Alors que le pays se dirige vers les législatives, les différentes composantes politiques ont mis en branle leur machinerie électorale, tous devant en effet profiter d’une campagne finalement très courte pour convaincre l’électorat. Les prochains jours, nous aurons donc droit à l’habituel déferlement d’invectives, de dénonciations et d’allégations qui, somme toute, appartiennent au folklore local. De quoi raviver la flamme des électeurs traditionnellement attachés à tel ou tel parti et qui, tout comme le sont les supporters de clubs anglais, trouveront là l’occasion de se rassembler derrière une seule et même bannière sans se soucier pour autant de la composition des nouvelles équipes ni de la stratégie adoptée, seul le résultat comptant en effet à leurs yeux. Aussi suivront-ils, pour une bonne partie d’entre eux du moins, plus que probablement avec une attention toute relative les propositions lancées lors des non moins traditionnels meetings. Et c’est bien là le problème.

C’est un fait, l’électeur moyen attend des prochains occupants de l’hôtel du gouvernement que ceux-ci améliorent leurs conditions de vie, chacun plaidant forcément pour sa paroisse. Une démarche que l’on peut bien évidemment comprendre mais qui, ce faisant, a souvent pour effet de nous faire oublier l’essentiel. Nous pourrions ainsi citer à titre d’exemple le doublement de la pension de vieillesse promis par le Premier ministre sortant si d’aventure il regagnait le pouvoir mais qui, hormis la promesse en elle-même, n’a nullement développé sa stratégie pour la mettre en place sans en affecter l’économie entière. Peut-être a-t-il un plan, peut-être pas. Dans tous les cas, le peuple – et dans le cas précis, plus précisément nos aînés – est appelé à lui faire confiance, et ce sans se voir pour autant offrir une garantie.
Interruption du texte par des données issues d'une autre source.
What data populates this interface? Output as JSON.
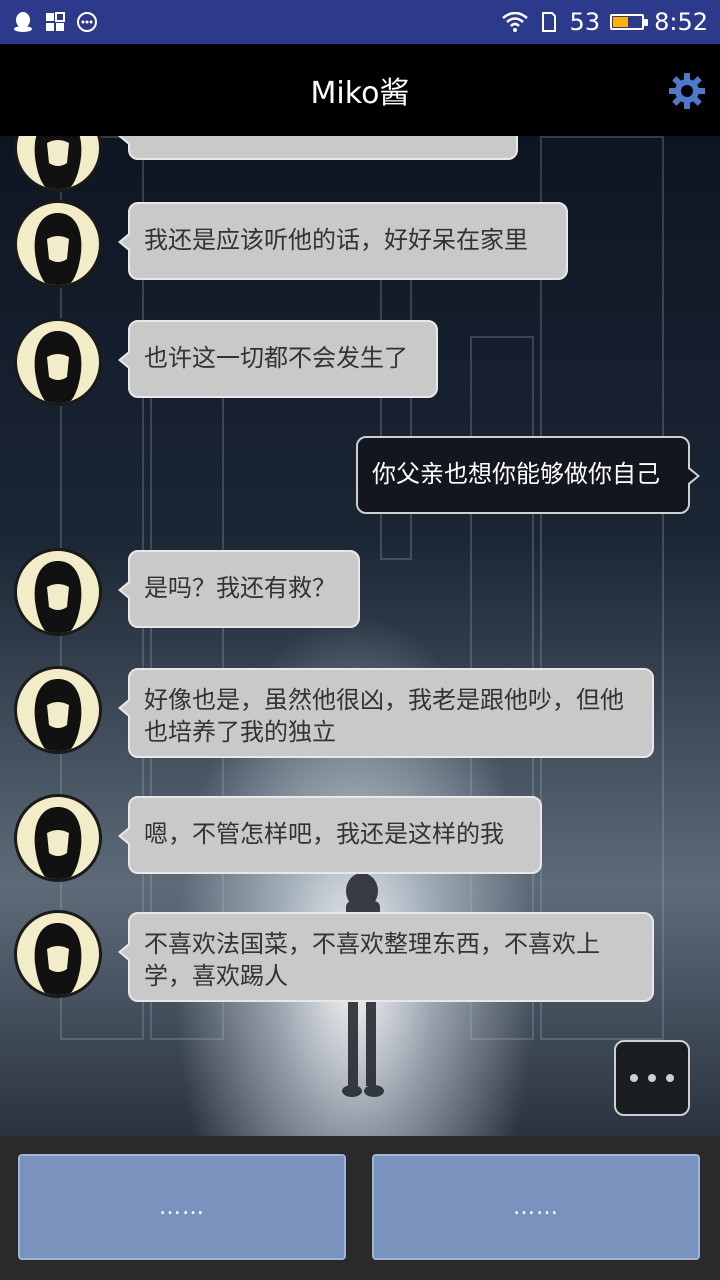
{
  "status_bar": {
    "left_icons": [
      "qq-icon",
      "apps-icon",
      "messages-icon"
    ],
    "signal": "53",
    "time": "8:52",
    "battery_level": 0.53
  },
  "header": {
    "title": "Miko酱",
    "settings_icon": "gear-icon",
    "accent": "#4f78c8"
  },
  "messages": [
    {
      "from": "miko",
      "text": "我还是应该听他的话，好好呆在家里"
    },
    {
      "from": "miko",
      "text": "也许这一切都不会发生了"
    },
    {
      "from": "me",
      "text": "你父亲也想你能够做你自己"
    },
    {
      "from": "miko",
      "text": "是吗？我还有救？"
    },
    {
      "from": "miko",
      "text": "好像也是，虽然他很凶，我老是跟他吵，但他也培养了我的独立"
    },
    {
      "from": "miko",
      "text": "嗯，不管怎样吧，我还是这样的我"
    },
    {
      "from": "miko",
      "text": "不喜欢法国菜，不喜欢整理东西，不喜欢上学，喜欢踢人"
    }
  ],
  "choices": [
    {
      "label": "……"
    },
    {
      "label": "……"
    }
  ]
}
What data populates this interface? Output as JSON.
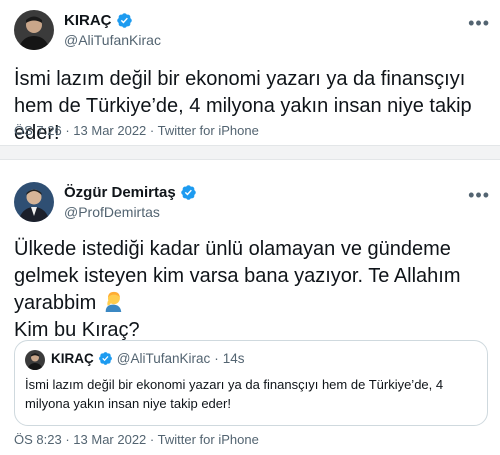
{
  "tweet1": {
    "display_name": "KIRAÇ",
    "handle": "@AliTufanKirac",
    "text": "İsmi lazım değil bir ekonomi yazarı ya da finansçıyı hem de Türkiye’de, 4 milyona yakın insan niye takip eder!",
    "time": "ÖS 7:26",
    "date": "13 Mar 2022",
    "source": "Twitter for iPhone",
    "more_icon": "more-icon"
  },
  "tweet2": {
    "display_name": "Özgür Demirtaş",
    "handle": "@ProfDemirtas",
    "text_line1": "Ülkede istediği kadar ünlü olamayan ve gündeme",
    "text_line2": "gelmek isteyen kim varsa bana yazıyor. Te Allahım",
    "text_line3": "yarabbim",
    "text_line4": "Kim bu Kıraç?",
    "emoji": "person-facepalming-emoji",
    "time": "ÖS 8:23",
    "date": "13 Mar 2022",
    "source": "Twitter for iPhone",
    "more_icon": "more-icon"
  },
  "quoted": {
    "display_name": "KIRAÇ",
    "handle": "@AliTufanKirac",
    "time_ago": "14s",
    "text": "İsmi lazım değil bir ekonomi yazarı ya da finansçıyı hem de Türkiye’de, 4 milyona yakın insan niye takip eder!"
  },
  "meta_sep": "·",
  "colors": {
    "verified": "#1d9bf0",
    "secondary_text": "#536471",
    "primary_text": "#0f1419",
    "border": "#cfd9de"
  }
}
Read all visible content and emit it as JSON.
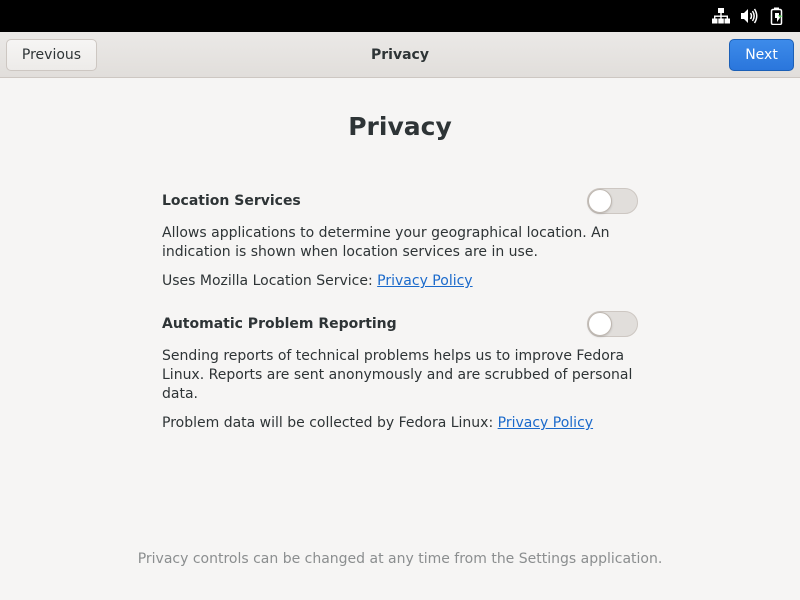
{
  "tray": {
    "icons": [
      "network-wired-icon",
      "volume-icon",
      "battery-charging-icon"
    ]
  },
  "header": {
    "title": "Privacy",
    "previous_label": "Previous",
    "next_label": "Next"
  },
  "main": {
    "title": "Privacy",
    "sections": [
      {
        "label": "Location Services",
        "enabled": false,
        "description": "Allows applications to determine your geographical location. An indication is shown when location services are in use.",
        "policy_prefix": "Uses Mozilla Location Service:",
        "policy_link": "Privacy Policy"
      },
      {
        "label": "Automatic Problem Reporting",
        "enabled": false,
        "description": "Sending reports of technical problems helps us to improve Fedora Linux. Reports are sent anonymously and are scrubbed of personal data.",
        "policy_prefix": "Problem data will be collected by Fedora Linux:",
        "policy_link": "Privacy Policy"
      }
    ],
    "footer": "Privacy controls can be changed at any time from the Settings application."
  },
  "colors": {
    "accent": "#3584e4",
    "link": "#1b6acb",
    "background": "#f6f5f4",
    "topbar": "#000000"
  }
}
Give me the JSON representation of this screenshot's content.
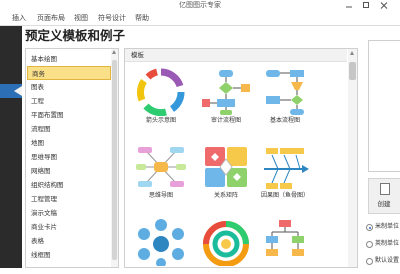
{
  "app_title": "亿图图示专家",
  "menu": [
    "插入",
    "页面布局",
    "视图",
    "符号设计",
    "帮助"
  ],
  "heading": "预定义模板和例子",
  "categories": {
    "items": [
      "基本绘图",
      "商务",
      "图表",
      "工程",
      "平面布置图",
      "流程图",
      "地图",
      "思维导图",
      "网络图",
      "组织结构图",
      "工程管理",
      "演示文稿",
      "商业卡片",
      "表格",
      "线框图"
    ],
    "selected": "商务"
  },
  "templates": {
    "header": "模板",
    "items": [
      {
        "label": "箭头示意图",
        "icon": "arrow-cycle-diagram-icon"
      },
      {
        "label": "审计流程图",
        "icon": "audit-flowchart-icon"
      },
      {
        "label": "基本流程图",
        "icon": "basic-flowchart-icon"
      },
      {
        "label": "思维导图",
        "icon": "mind-map-icon"
      },
      {
        "label": "关系矩阵",
        "icon": "relation-matrix-icon"
      },
      {
        "label": "因果图（鱼骨图）",
        "icon": "fishbone-diagram-icon"
      },
      {
        "label": "",
        "icon": "circle-network-icon"
      },
      {
        "label": "",
        "icon": "ring-diagram-icon"
      },
      {
        "label": "",
        "icon": "tree-flowchart-icon"
      }
    ]
  },
  "right_panel": {
    "create_label": "创建",
    "units": [
      {
        "label": "米制单位",
        "checked": true
      },
      {
        "label": "英制单位",
        "checked": false
      },
      {
        "label": "默认设置",
        "checked": false
      }
    ]
  },
  "colors": {
    "selected_bg": "#fbe08a",
    "accent": "#2d6fb7",
    "left_strip": "#2b2b2b"
  }
}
Il va sans dire qu’il ne s’agit que d’un exemple, le plus frappant peut-être dans la conjoncture, et qu’au fil de la campagne, d’autres têtes d’affiche viendront, elles aussi, avec des mesures aux relents populistes. Aussi l’électeur de 2019 se doit-il d’être plus mesuré dans son analyse, de ne pas hésiter à questionner ceux qui entendent diriger durant les cinq prochaines années les affaires de notre République. Bref, de réfléchir ! Un exercice intellectuel qui, il faut l’avouer, semble cruellement faire défaut en période électorale. Se débarrasser des habituelles ornières offertes par les prétendants, censés nous faire entrer avec eux dans la course, n’est certes pas facile, mais c’est assurément la seule manière de voir le revers de la médaille, car revers il y a souvent, bien entendu.

La campagne, on l’a dit, sera courte, très courte. Aussi, il est vraisemblable que les discours soient plus démagogiques que jamais. Un précieux temps de parole perdu qui devrait pourtant être davantage mis à profit pour aborder les véritables enjeux de société. À commencer par la lutte contre le réchauffement climatique, l’autosuffisance énergétique et alimentaire, ainsi que la protection de l’environnement, questions qui, finalement, ne seront que vaguement apparues ces derniers jours, ou alors annoncées comme de vagues mesures dépourvues d’échéances. Alors bien sûr, nul doute que les principaux partis et alliances, en publiant leur manifeste, abordent bien l’une ou l’autre mesure environnementale, mais que l’on ne s’y trompe pas : ces dernières, quelles qu’elles soient et d’où qu’elles émanent, seront sans nul doute largement insuffisantes, car il faudrait alors, en amont, revoir tout le système, celui-là même qui aura conduit au pouvoir. Chose qu’aucun parti ne concédera évidemment à faire. Impossible en effet pour eux d’imaginer un instant devoir remettre en question ces « précieux » items dont dépendent l’appareil économique et le consumérisme sous-jacent. Le trône de fer ne se gagne assurément pas en annonçant une politique aussi impopulaire que le serait, par exemple, un appel à la décroissance. Non, ce que le peuple veut, c’est d’obtenir des avantages immédiats, sans se soucier donc des moyen et long termes. Aussi, quoi que devrait leur dicter leur bon sens, c’est bien cela que leur promettront les prochains locataires de l’hôtel du gouvernement. En quelque sorte du pain et des jeux, aurait-on dit à une autre époque.